More recently, he has been the head coach of the USA Youth National Team (2008-13) and was a volunteer assistant at Michigan State in 2014.
One of Jim’s passions is teaching coaches, and you’ll find a lot of informative instructional tips and strategy explanations from him at theartofcoachingvolleyball.com, where he is a contributing editor. Here, as part of our ongoing series with top-level coaches, Jim shares 10 things he has learned during his notable career.
- Embrace technology- it will benefit your players and allows the coach to be a better teacher.
- Having fun and working hard are not mutually exclusive. One doesn’t have to be the crazy man that I was as a younger coach.
- The current substitution rule in college (15 subs) has not helped the game. The continuous substitutions make any rhythm to the game impossible to achieve and shortchange the skill development of players.
- It is so important to have quality coaches at the 12’s and 14’s level.
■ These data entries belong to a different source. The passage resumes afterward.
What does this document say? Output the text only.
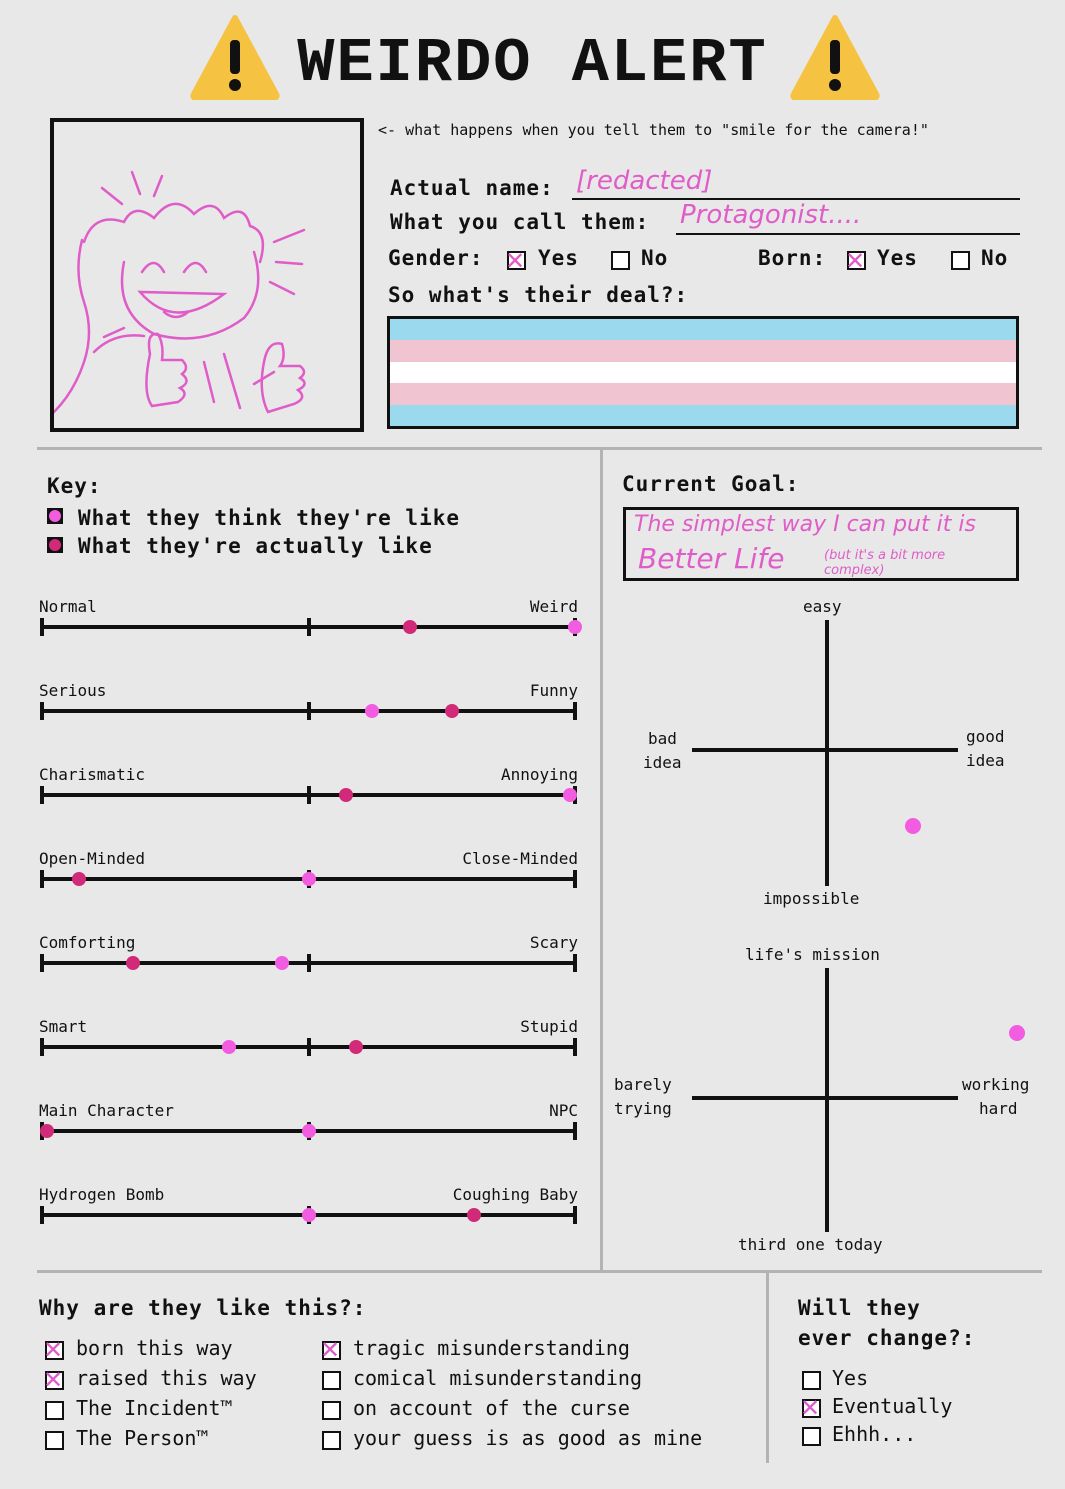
WEIRDO ALERT
<- what happens when you tell them to "smile for the camera!"
Actual name: [redacted]
What you call them: Protagonist....
Gender: ✕ Yes	No	Born: ✕ Yes	No
So what's their deal?:
Key:
What they think they're like
What they're actually like
Normal	Weird
Serious	Funny
Charismatic	Annoying
Open-Minded	Close-Minded
Comforting	Scary
Smart	Stupid
Main Character	NPC
Hydrogen Bomb	Coughing Baby
Current Goal:
The simplest way I can put it is
Better Life	(but it's a bit more complex)
easy
bad
idea
good
idea
impossible
life's mission
barely
trying
working
hard
third one today
Why are they like this?:
✕ born this way
✕ raised this way
The Incident™
The Person™
✕ tragic misunderstanding
comical misunderstanding
on account of the curse
your guess is as good as mine
Will they
ever change?:
Yes
✕ Eventually
Ehhh...
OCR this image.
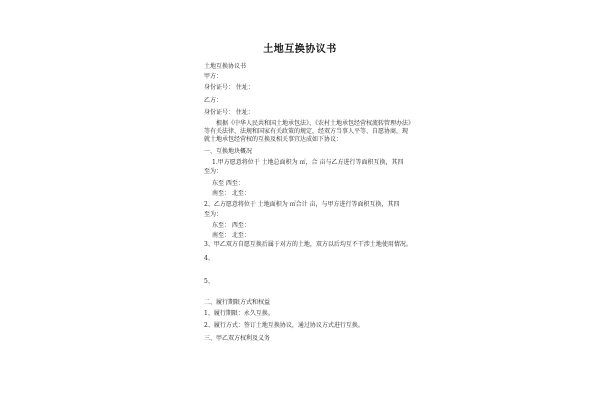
土地互换协议书
土地互换协议书
甲方：
身份证号： 住址：
乙方：
身份证号： 住址：
根据《中华人民共和国土地承包法》、《农村土地承包经营权流转管理办法》等有关法律、法规和国家有关政策的规定，经双方当事人平等、自愿协商，现就土地承包经营权的互换及相关事宜达成如下协议：
一、互换地块概况
1.甲方愿意将位于 土地总面积为 ㎡，合 亩与乙方进行等面积互换，其四
至为：
东至 西至：
南至： 北至：
2、乙方愿意将位于 土地面积为 ㎡合计 亩，与甲方进行等面积互换，其四
至为：
东至： 西至：
南至： 北至：
3、甲乙双方自愿互换后属于对方的土地，双方以后均互不干涉土地使用情况。
4、
5、
二、履行期限方式和权益
1、履行期限：永久互换。
2、履行方式：签订土地互换协议，通过协议方式进行互换。
三、甲乙双方权利及义务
The young ones are very impressionable, and positive habits can be developed.
- Coaches must aggressively pursue learning opportunities. I’ve learned so much since leaving Ohio State from coaching both internationally and young players in club volleyball.
- Using video as a teaching tool is underutilized. Your players value seeing what they are doing way more than they value hearing the coach tell them what they are doing.
- Coaches need to take days off from jumping during practice. There is plenty to work on with passing, overhead skills and defense. The impact of continuous jumping on young players is underestimated.
- The visual component of the game is critical. Watching closely and anticipating the next play makes the game much easier.
- Body-weight exercises to gain strength are very productive and will keep players healthy.
- One of the never-changing constants is that the ability to serve and pass effectively generally dictates who wins the match.